1) What type of personality are you dealing with? Is the addict in question likely to respond well to a large intervention?  Are they normally avoiding groups and avoiding confrontation and likely to freak out if you overwhelm them with a full scale intervention?  Or will they take it in stride and not be bothered by having all their friends and family confronting them at the same time?  Realize too that you can limit who you have at the intervention.  You don’t necessarily have to have every single person in the addict’s life showing  up for it.  Sometimes smaller is better.

2) Do the potential benefits outweigh the risks? If the person is really out of control and becoming a danger to themselves and to others, then it might not matter much if you are worried about the intervention backfiring on you.  You might decide to risk it anyway because you are so worried about the addict really getting hurt.

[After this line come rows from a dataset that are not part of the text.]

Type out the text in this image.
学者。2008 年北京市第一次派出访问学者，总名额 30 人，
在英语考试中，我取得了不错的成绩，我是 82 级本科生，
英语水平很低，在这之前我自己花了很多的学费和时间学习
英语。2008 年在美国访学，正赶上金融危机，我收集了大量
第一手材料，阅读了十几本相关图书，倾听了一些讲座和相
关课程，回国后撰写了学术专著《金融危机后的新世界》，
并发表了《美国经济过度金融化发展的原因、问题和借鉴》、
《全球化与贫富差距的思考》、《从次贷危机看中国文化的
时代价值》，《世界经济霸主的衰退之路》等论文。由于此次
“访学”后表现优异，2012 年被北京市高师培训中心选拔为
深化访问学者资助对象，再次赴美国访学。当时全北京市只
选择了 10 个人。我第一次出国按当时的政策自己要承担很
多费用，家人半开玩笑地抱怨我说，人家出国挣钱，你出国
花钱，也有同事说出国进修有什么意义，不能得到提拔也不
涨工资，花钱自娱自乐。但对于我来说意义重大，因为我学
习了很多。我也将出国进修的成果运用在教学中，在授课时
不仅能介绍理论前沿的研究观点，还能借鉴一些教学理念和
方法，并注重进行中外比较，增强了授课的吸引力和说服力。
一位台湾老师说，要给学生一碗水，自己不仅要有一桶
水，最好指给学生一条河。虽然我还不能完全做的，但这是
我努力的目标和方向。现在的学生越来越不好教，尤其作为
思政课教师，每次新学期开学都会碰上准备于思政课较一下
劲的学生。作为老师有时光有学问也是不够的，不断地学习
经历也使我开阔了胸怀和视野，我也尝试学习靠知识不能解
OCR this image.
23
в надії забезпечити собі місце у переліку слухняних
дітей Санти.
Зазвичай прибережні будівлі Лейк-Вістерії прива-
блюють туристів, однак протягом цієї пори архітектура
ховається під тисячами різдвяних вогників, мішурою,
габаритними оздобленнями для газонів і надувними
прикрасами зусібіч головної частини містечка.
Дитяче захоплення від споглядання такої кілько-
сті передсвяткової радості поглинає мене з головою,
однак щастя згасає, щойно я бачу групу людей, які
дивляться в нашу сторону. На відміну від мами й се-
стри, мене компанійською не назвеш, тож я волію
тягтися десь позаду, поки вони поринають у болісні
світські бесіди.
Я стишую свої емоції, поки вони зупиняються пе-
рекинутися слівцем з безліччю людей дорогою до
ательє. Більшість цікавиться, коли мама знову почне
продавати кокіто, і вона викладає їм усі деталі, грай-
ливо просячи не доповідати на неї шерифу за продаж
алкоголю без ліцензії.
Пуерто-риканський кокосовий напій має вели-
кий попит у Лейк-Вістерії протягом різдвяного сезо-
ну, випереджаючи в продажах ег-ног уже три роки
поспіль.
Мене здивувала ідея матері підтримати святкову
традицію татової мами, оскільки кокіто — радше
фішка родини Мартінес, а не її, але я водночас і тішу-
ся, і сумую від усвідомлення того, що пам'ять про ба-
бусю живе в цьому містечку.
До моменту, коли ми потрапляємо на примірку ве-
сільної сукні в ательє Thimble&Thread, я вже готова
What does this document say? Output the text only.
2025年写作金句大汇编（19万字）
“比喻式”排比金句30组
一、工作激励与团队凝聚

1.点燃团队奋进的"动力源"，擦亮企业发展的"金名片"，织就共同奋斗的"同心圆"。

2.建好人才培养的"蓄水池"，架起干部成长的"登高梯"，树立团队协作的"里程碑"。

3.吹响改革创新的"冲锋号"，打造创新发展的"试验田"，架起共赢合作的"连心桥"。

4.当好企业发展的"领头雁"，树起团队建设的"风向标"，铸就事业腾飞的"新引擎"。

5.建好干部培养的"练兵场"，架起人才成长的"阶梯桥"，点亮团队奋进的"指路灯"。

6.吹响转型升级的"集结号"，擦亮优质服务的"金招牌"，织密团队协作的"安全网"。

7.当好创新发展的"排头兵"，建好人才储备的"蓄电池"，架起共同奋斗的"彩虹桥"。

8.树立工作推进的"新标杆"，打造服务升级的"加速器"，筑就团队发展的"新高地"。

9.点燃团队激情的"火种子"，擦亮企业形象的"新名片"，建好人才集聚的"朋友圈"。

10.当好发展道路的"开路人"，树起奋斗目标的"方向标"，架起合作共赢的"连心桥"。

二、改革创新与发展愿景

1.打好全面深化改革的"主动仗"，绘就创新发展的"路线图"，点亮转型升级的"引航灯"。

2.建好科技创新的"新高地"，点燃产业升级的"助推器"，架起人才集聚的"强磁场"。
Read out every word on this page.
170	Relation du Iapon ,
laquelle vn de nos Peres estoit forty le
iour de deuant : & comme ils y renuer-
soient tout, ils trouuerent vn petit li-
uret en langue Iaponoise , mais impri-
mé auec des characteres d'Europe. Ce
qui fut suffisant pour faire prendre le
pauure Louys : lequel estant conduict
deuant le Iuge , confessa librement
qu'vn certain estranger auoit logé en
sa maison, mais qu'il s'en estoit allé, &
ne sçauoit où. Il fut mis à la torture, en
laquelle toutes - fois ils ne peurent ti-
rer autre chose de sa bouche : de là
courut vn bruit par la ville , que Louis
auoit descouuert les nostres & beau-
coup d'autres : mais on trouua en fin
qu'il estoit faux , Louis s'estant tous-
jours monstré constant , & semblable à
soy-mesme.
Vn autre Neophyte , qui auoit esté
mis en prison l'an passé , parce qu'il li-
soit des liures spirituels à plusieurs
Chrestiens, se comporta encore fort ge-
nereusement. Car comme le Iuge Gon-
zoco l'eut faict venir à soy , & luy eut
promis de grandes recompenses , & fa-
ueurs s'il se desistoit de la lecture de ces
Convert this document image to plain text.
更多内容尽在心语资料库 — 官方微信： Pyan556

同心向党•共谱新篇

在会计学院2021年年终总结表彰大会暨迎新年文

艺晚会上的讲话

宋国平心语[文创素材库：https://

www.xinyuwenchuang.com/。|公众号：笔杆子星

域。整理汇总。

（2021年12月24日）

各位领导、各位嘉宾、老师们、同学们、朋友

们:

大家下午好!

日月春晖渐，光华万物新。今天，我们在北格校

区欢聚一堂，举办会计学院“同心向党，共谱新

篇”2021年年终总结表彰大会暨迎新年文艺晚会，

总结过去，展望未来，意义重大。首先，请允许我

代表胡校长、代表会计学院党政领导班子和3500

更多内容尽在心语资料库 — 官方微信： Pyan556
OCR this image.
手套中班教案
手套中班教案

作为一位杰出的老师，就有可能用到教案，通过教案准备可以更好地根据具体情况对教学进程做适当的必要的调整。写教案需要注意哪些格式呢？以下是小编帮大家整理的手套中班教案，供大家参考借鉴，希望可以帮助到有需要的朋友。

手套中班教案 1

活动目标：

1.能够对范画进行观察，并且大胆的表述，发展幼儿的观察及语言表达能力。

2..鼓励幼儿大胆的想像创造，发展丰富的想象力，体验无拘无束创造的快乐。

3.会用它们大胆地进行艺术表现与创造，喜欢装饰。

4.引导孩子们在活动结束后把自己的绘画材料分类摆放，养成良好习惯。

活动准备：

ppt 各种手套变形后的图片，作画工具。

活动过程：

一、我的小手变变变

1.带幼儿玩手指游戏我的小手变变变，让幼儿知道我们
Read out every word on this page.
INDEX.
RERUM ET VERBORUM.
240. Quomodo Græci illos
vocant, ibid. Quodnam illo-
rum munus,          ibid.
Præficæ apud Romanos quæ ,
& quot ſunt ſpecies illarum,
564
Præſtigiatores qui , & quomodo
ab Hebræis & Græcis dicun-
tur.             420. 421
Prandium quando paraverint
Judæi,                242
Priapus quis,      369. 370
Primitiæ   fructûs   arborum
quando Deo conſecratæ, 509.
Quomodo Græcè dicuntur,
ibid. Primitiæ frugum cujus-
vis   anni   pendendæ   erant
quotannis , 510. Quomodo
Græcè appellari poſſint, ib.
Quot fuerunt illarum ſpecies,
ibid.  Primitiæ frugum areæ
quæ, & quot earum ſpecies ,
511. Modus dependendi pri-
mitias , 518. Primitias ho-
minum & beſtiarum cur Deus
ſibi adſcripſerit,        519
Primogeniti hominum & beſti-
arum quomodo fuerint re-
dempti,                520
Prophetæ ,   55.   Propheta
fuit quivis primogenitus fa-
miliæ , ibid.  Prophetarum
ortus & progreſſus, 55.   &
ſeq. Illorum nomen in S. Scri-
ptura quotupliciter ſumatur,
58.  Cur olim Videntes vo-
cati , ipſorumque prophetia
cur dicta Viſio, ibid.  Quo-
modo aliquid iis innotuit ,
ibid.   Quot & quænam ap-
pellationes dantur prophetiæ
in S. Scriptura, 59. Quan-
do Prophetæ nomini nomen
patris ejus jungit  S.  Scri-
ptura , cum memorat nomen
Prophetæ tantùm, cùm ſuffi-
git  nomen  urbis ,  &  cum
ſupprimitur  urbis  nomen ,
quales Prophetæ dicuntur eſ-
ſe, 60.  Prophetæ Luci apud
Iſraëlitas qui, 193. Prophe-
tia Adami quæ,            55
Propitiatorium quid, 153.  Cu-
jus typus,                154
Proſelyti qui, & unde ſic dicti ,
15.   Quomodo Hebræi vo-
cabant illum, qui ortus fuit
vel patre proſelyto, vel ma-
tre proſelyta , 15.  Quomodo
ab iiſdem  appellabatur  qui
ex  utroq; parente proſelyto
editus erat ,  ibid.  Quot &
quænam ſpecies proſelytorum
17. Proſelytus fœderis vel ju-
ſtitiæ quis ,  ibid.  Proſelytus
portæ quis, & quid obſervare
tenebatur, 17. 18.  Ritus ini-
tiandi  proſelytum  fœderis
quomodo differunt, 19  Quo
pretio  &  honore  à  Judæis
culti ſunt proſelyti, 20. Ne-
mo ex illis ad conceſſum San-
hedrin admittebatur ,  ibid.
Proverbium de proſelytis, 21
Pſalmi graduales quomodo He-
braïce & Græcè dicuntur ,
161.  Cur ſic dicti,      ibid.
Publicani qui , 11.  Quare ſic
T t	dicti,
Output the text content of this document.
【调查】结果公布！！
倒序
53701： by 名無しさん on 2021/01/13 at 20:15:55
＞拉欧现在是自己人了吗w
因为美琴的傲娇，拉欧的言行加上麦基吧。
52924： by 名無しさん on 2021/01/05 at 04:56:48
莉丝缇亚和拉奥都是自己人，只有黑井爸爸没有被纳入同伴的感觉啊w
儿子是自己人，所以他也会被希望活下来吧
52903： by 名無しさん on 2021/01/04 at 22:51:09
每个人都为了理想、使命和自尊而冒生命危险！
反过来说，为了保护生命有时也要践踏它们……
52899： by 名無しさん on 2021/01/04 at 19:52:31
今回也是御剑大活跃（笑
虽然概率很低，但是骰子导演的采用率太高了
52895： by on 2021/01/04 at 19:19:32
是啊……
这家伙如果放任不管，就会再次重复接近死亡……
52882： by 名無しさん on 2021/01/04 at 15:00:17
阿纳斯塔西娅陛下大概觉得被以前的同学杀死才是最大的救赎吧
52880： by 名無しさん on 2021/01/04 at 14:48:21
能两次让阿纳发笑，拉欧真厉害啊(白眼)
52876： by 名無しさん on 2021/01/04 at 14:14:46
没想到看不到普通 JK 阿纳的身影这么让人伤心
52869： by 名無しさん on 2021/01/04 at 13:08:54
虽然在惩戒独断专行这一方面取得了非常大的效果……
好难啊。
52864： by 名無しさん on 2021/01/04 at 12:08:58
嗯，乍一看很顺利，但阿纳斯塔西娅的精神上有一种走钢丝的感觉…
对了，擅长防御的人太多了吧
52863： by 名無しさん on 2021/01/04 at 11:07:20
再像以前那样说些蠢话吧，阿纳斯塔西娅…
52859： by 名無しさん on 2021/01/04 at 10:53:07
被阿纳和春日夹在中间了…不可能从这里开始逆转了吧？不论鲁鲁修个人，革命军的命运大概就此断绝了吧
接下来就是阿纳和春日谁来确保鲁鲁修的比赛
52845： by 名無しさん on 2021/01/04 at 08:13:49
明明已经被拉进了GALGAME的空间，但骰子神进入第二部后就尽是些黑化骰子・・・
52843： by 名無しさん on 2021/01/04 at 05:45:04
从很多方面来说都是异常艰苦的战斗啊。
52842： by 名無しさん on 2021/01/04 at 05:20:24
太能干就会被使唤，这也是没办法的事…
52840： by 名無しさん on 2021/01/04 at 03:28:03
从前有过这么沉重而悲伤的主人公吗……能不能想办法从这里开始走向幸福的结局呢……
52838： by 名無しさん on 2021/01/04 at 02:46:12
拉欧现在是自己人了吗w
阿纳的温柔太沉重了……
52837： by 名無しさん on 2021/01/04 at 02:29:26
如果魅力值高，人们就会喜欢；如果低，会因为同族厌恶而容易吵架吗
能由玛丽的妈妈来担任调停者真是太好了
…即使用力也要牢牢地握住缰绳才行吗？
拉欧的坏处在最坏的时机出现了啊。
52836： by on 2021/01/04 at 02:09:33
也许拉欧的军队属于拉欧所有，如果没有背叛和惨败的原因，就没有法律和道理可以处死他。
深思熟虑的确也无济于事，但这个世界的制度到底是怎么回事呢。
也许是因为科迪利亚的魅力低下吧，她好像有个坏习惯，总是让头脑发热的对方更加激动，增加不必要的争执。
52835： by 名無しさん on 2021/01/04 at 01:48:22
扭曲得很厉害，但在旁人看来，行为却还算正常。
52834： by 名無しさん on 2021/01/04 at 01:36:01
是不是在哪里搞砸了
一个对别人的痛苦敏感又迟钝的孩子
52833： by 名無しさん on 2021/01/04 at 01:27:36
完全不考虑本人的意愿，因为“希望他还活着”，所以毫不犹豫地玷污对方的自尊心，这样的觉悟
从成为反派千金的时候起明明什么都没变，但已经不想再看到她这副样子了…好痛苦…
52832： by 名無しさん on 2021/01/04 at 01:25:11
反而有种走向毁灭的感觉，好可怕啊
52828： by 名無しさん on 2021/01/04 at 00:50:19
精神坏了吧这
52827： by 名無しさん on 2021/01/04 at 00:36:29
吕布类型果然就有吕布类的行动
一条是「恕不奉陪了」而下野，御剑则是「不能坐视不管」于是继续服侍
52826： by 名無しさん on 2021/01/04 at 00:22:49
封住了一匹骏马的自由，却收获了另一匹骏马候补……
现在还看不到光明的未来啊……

3) Is the addict ready to change?  Are they even close? If they are not even close to being ready to surrender their life and go to rehab then you are probably just wasting your time altogether.  Of course part of the process of getting clean and sober for that person might be seeing the intervention happen and realizing slowly over time that people really do care about them.  In this sense, they might not get clean and sober that day and then live happily ever after, but the intervention might still be an important part of their journey toward recovery.

So ask yourself these questions and weigh out the risks.  Then you can decide if an intervention is the right path to take.